Se movía entre todos aquellos chicos, cubata en mano, buscando a alguien interesante. Varias miradas curiosas estaban puestas sobre él, que parecían querer desnudarle con el brillo de sus ojos. Pero no, él no estaba interesado en esos chicos. Su mirada acababa de cruzarse con otra, a unos cuantos metros de distancia, que ardía en deseo. Se mordió el labio inferior, enderezándose, y caminó los metros que les separaban. No hicieron falta palabras entre ellos. Aquel chico, unos cuantos centímetros más alto que él, le guiñó el ojo. Y Henry sintió que le temblaba hasta el alma, casi tanto como lo hacía el suelo.

—¿Cómo te llamas? —preguntó en un tono alto, intentando hacerse escuchar por encima de la música.

—Tom—contestó el chico, pasando uno de sus brazos por la cintura del más bajo—. ¿Y tú?

—Puedes llamarme Henry.

No, no tenía ningún otro nombre. Henry había sido, era y seguiría siendo siempre su nombre. Pero había algo divertido en presentarse de aquella manera. Aprovechando aquel agarre en su cintura se acercó más a Tom, casi desafiándole con la mirada. El chico captó la indirecta con una rapidez admirable. Se inclinó sobre Henry y le habló al oído, en un tono sensual.

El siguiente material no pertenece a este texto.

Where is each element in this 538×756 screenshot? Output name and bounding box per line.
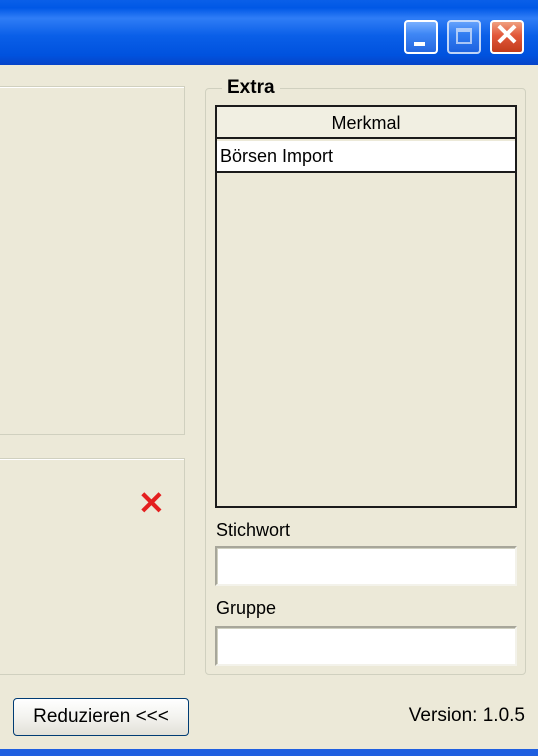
close-button[interactable]: ✕ [490, 19, 524, 54]
maximize-button[interactable] [447, 20, 481, 54]
merkmal-list[interactable]: Merkmal Börsen Import [215, 105, 517, 508]
stichwort-input[interactable] [215, 546, 517, 586]
gruppe-input[interactable] [215, 626, 517, 666]
merkmal-column-header[interactable]: Merkmal [217, 107, 515, 139]
title-bar: ✕ [0, 0, 538, 65]
extra-group-title: Extra [222, 77, 280, 99]
left-upper-panel [0, 86, 185, 435]
close-icon: ✕ [494, 19, 520, 52]
maximize-icon [456, 28, 472, 44]
minimize-icon [414, 42, 425, 46]
red-x-icon[interactable]: ✕ [138, 487, 165, 519]
gruppe-label: Gruppe [216, 598, 277, 618]
reduzieren-button[interactable]: Reduzieren <<< [13, 698, 189, 736]
list-item[interactable]: Börsen Import [217, 141, 515, 173]
version-label: Version: 1.0.5 [408, 705, 525, 726]
bottom-edge [0, 749, 538, 756]
stichwort-label: Stichwort [216, 520, 291, 540]
minimize-button[interactable] [404, 20, 438, 54]
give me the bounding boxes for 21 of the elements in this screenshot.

—Te espero en el baño. El último, el de la derecha.

Tom se apartó como si nada hubiera pasado y se alejó del chico. Henry se quedó un momento mirando cómo su silueta se perdía entre las demás, y cuando ya no pudo distinguirle empezó a celebrar.

—¡Toma ya, chaval! —exclamó, haciendo un gesto de victoria.

Bueno, hacerlo en un baño público no era precisamente lo más sofisticado, y era muy probable que después se arrepintiera por caer tan bajo. Pero aquel chico le había gustado, mucho, y no estaba dispuesto a perder la oportunidad. Tomó una gran bocanada de aire, intentó relajarse. Y empezó a caminar hacia los baños. Esquivó manos y comentarios de los chicos con los que se cruzaba, centrado en llegar a su objetivo cuanto antes. Al entrar al baño pudo sentir que la música quedaba lejana, y junto a ella también el bullicio de gente. El alcohol, no obstante, permanecía. Los lavamanos estaban repletos de vasos de plástico y había un aroma fuerte en el ambiente. No estaba seguro si quería saber de qué. De hecho, ya estaba empezando a arrepentirse cuando escuchó ruido fuera. Quizá fueron los nervios, o el estrés. Pero sintió que no podía dar un paso atrás, justo en aquel momento. Se acercó hasta el cubículo que le había indicado Tom y abrió la puerta.

Pero no fue un lavabo lo que encontró.

Allí, frente a sus ojos, se extendía un paisaje tórrido. No era un cartel, no era una foto. Sorprendido, y sin saber muy bien qué hacer, cerró rápidamente la puerta. Ya poco le importó las voces que hablaban cerca de la entrada. Parpadeó un par de veces y volvió a abrir la puerta, encontrándose con el mismo paisaje.

—Esto es imposible—miró su cubata, desconfiado—. ¿Me han drogado?

Repitió lo último un par de veces más, abriendo y cerrando la puerta. Y nada cambiaba. Se frotó la cara, se forzó a creer que se lo estaba imaginando. Pero cada vez que abría los ojos el paisaje volvía a estar ahí.